All morning, all afternoon I sat there. In the early evening, Anne came out with dinner on a tray. “Should I even ask if you’re going to come inside tonight?” she said.
“No,” I said, as I cut up my pork chop.
“Why don’t you pick the apples, even if they aren’t quite ready yet?” I didn’t even answer that one. She raised her hands in the air, then went back inside.
A few hours later, the sun was setting behind thick clouds. I spent my time trying to control my shivering. I could imagine Ant hiding somewhere behind the dark windows, waiting for me to make a mistake. A few hours after that, Anne came out again, swinging the car keys in her hand. “We’re out of tonic. I’m going to get some.” I didn’t answer but set my jaw more tightly. Anne sighed. “You can go instead if you like. I’ll sit here while you go.” She paused. “You can warm up in the car.”
After extracting many promises from her that she wouldn’t leave the spot, I got into the car and turned the heat on high. All the way to the shop and all the way back again I tried to think of a way to properly take revenge. Yes, I could rip up his irises. But, I really needed to take it up with gear.

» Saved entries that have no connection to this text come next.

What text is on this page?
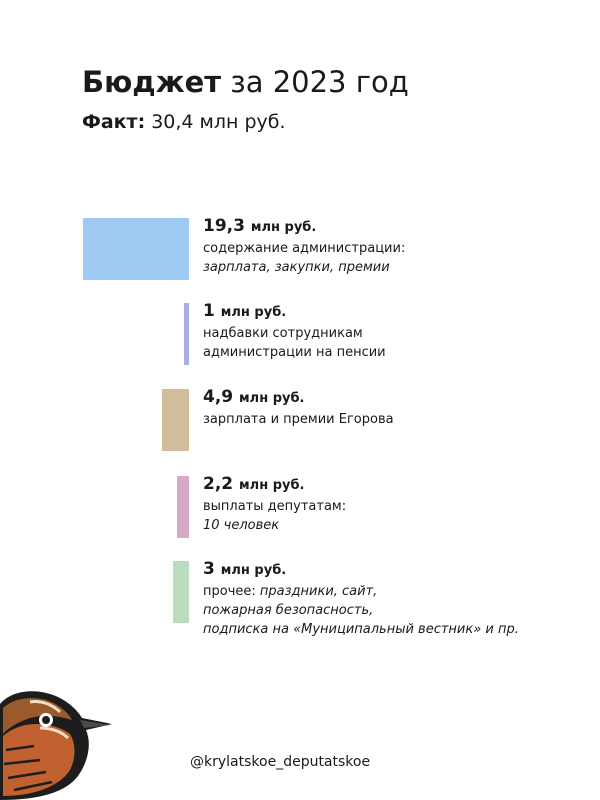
Бюджет за 2023 год
Факт: 30,4 млн руб.
19,3 млн руб.
содержание администрации:
зарплата, закупки, премии
1 млн руб.
надбавки сотрудникам
администрации на пенсии
4,9 млн руб.
зарплата и премии Егорова
2,2 млн руб.
выплаты депутатам:
10 человек
3 млн руб.
прочее: праздники, сайт,
пожарная безопасность,
подписка на «Муниципальный вестник» и пр.
@krylatskoe_deputatskoe
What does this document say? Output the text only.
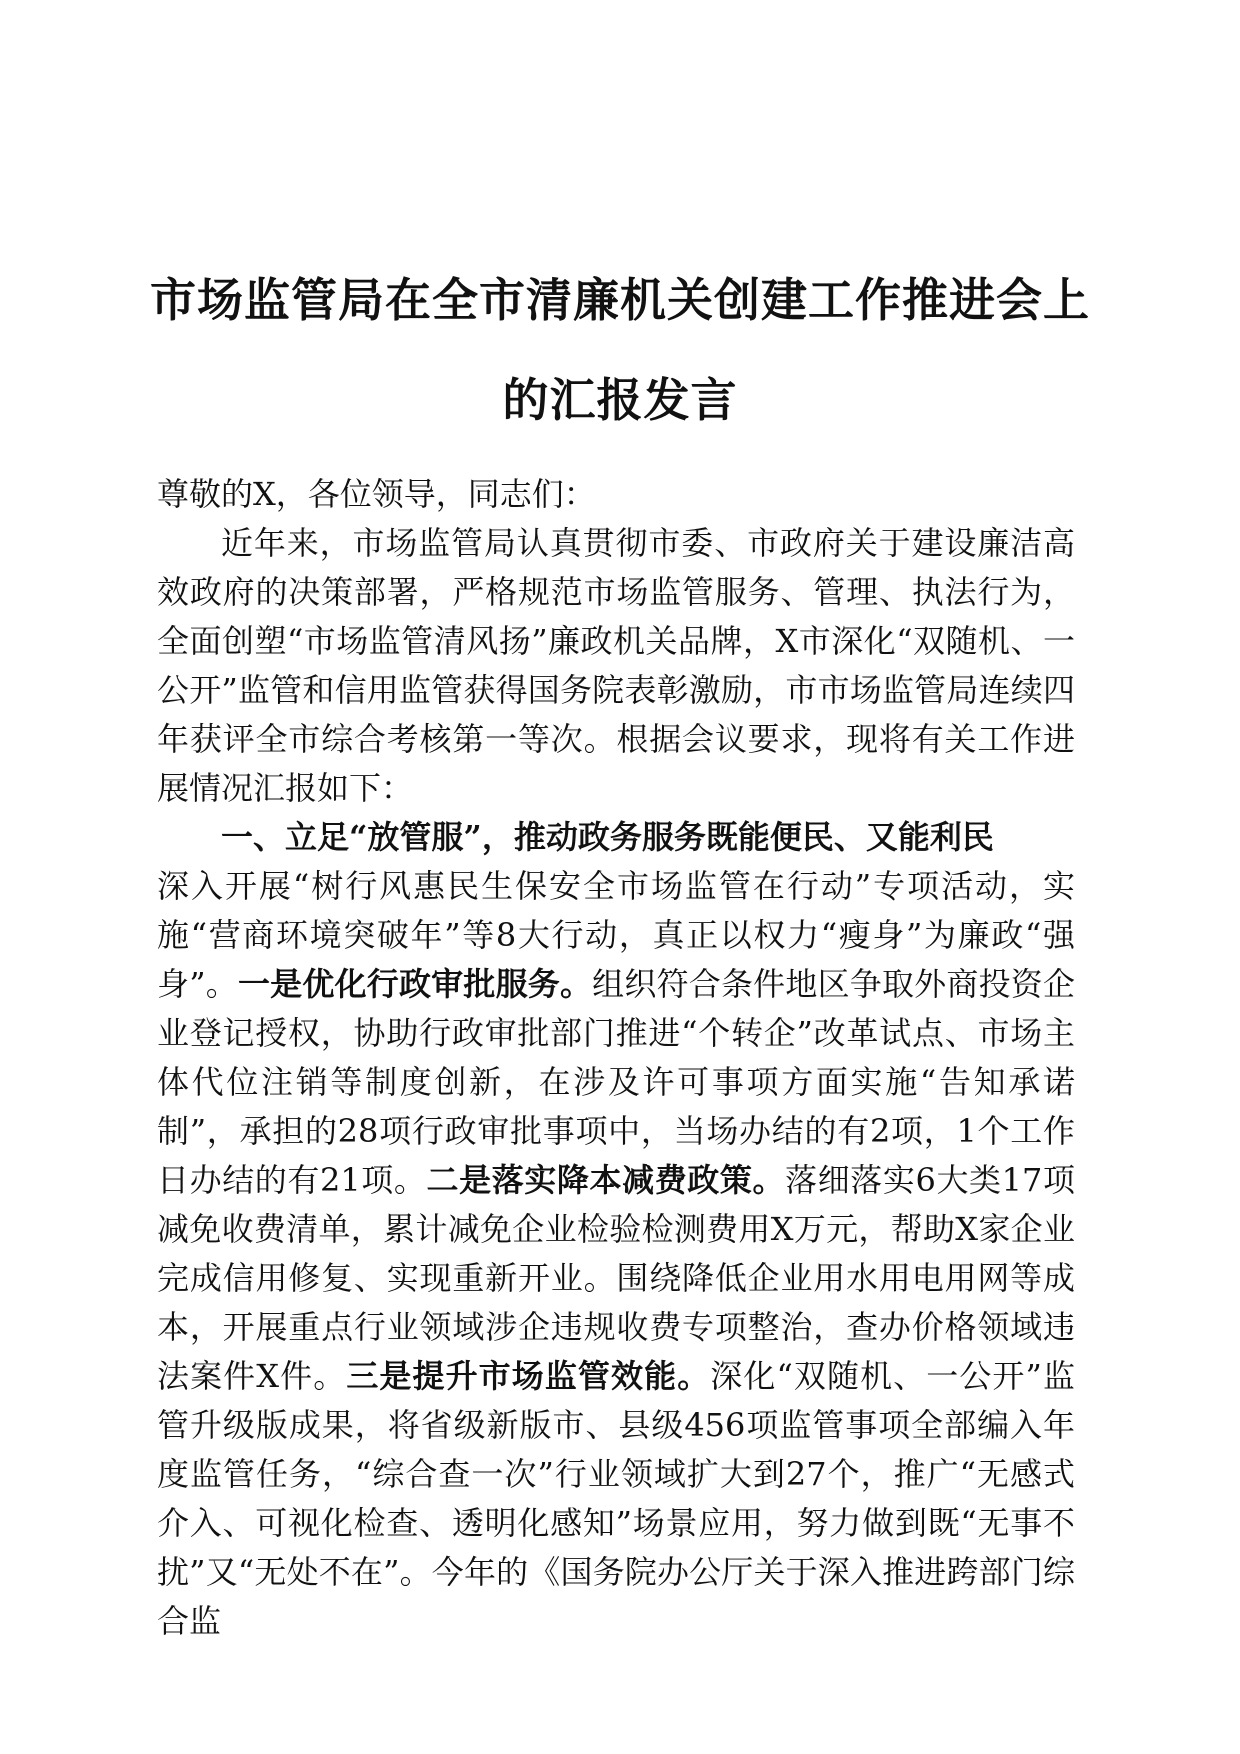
市场监管局在全市清廉机关创建工作推进会上
的汇报发言

尊敬的X，各位领导，同志们：

近年来，市场监管局认真贯彻市委、市政府关于建设廉洁高效政府的决策部署，严格规范市场监管服务、管理、执法行为，全面创塑“市场监管清风扬”廉政机关品牌，X市深化“双随机、一公开”监管和信用监管获得国务院表彰激励，市市场监管局连续四年获评全市综合考核第一等次。根据会议要求，现将有关工作进展情况汇报如下：

一、立足“放管服”，推动政务服务既能便民、又能利民

深入开展“树行风惠民生保安全市场监管在行动”专项活动，实施“营商环境突破年”等8大行动，真正以权力“瘦身”为廉政“强身”。一是优化行政审批服务。组织符合条件地区争取外商投资企业登记授权，协助行政审批部门推进“个转企”改革试点、市场主体代位注销等制度创新，在涉及许可事项方面实施“告知承诺制”，承担的28项行政审批事项中，当场办结的有2项，1个工作日办结的有21项。二是落实降本减费政策。落细落实6大类17项减免收费清单，累计减免企业检验检测费用X万元，帮助X家企业完成信用修复、实现重新开业。围绕降低企业用水用电用网等成本，开展重点行业领域涉企违规收费专项整治，查办价格领域违法案件X件。三是提升市场监管效能。深化“双随机、一公开”监管升级版成果，将省级新版市、县级456项监管事项全部编入年度监管任务，“综合查一次”行业领域扩大到27个，推广“无感式介入、可视化检查、透明化感知”场景应用，努力做到既“无事不扰”又“无处不在”。今年的《国务院办公厅关于深入推进跨部门综合监
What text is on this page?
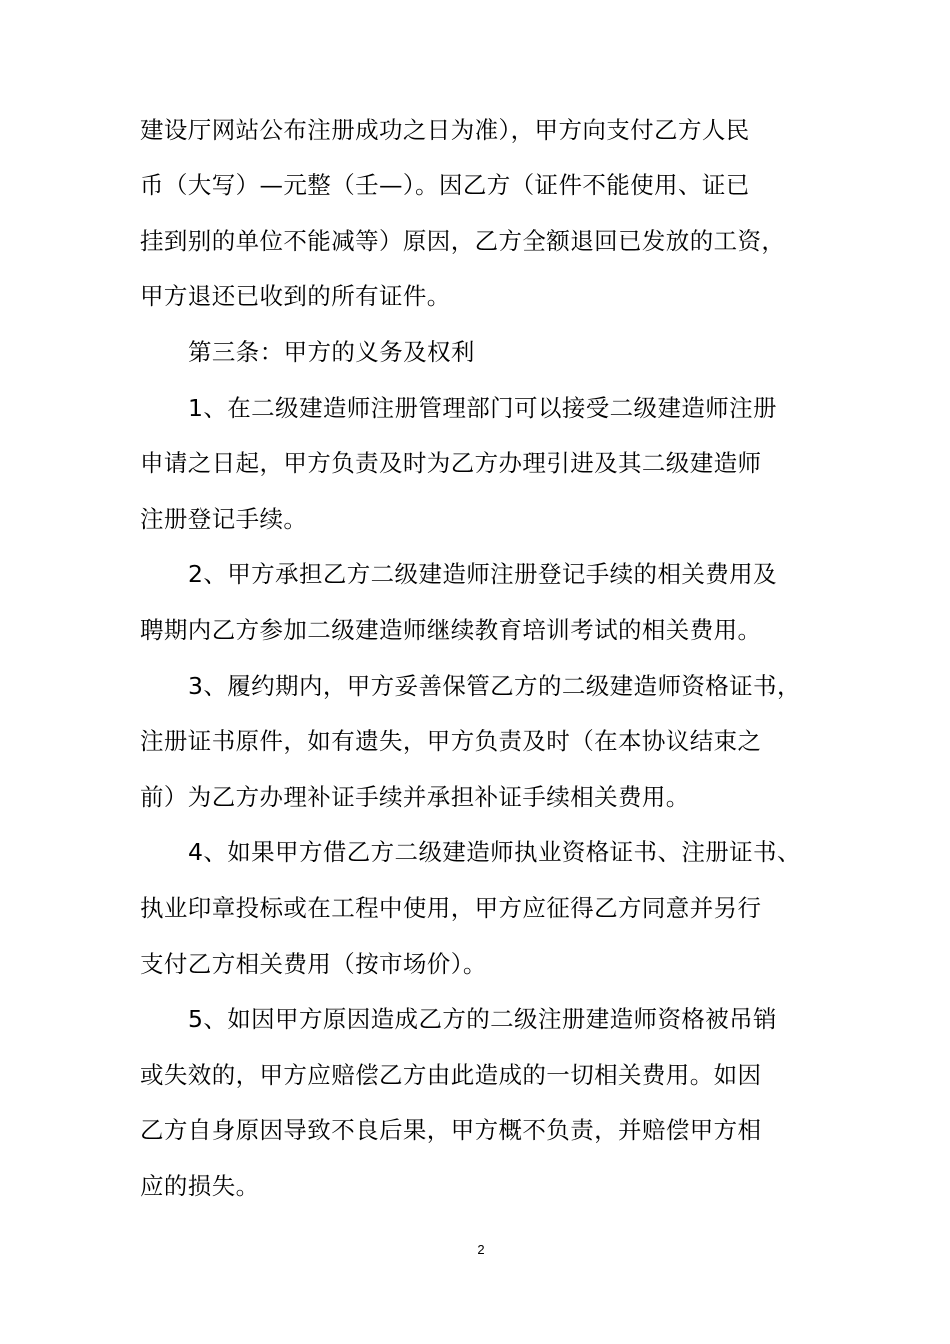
建设厅网站公布注册成功之日为准），甲方向支付乙方人民
币（大写）—元整（壬—）。因乙方（证件不能使用、证已
挂到别的单位不能减等）原因，乙方全额退回已发放的工资，
甲方退还已收到的所有证件。
第三条：甲方的义务及权利
1、在二级建造师注册管理部门可以接受二级建造师注册
申请之日起，甲方负责及时为乙方办理引进及其二级建造师
注册登记手续。
2、甲方承担乙方二级建造师注册登记手续的相关费用及
聘期内乙方参加二级建造师继续教育培训考试的相关费用。
3、履约期内，甲方妥善保管乙方的二级建造师资格证书，
注册证书原件，如有遗失，甲方负责及时（在本协议结束之
前）为乙方办理补证手续并承担补证手续相关费用。
4、如果甲方借乙方二级建造师执业资格证书、注册证书、
执业印章投标或在工程中使用，甲方应征得乙方同意并另行
支付乙方相关费用（按市场价）。
5、如因甲方原因造成乙方的二级注册建造师资格被吊销
或失效的，甲方应赔偿乙方由此造成的一切相关费用。如因
乙方自身原因导致不良后果，甲方概不负责，并赔偿甲方相
应的损失。
2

It didn’t occur to me until I was about to pull into my drive. That was when I saw Ant’s cat. Walking away from me, on the pavement, its tail flicking in my direction. I couldn’t say what made me do it. I don’t think it was a conscious decision. The next thing I know, I pointed my car straight at the cat and slammed the pedal to the floor. There was a bang when I mounted the pavement, engine screaming. The cat jumped away and I jerked the steering wheel in its direction, barely noticing where I was going. Then, in a second, there was a crash and it was all over. The cat screamed and yowled in fear as it streaked up the tree. Then thump, thump, and thump. The apples fell on the roof of the car and rolled into the road. The apple tree swayed in silence for the briefest second, then my beloved tree that I had crashed into, creaked and fell over with an ear-splitting crash. The cat bolted off, unhurt. I could see through my living room window. There was Anne and Margaret, both with a glass of wine. Margaret had her hand to her mouth. Anne just squeezed her eyes shut. Thump, thump, and thump. One fell in through my shattered windscreen into my lap. “Huh,” I said in a dazed voice. “The apples were ready, after all.”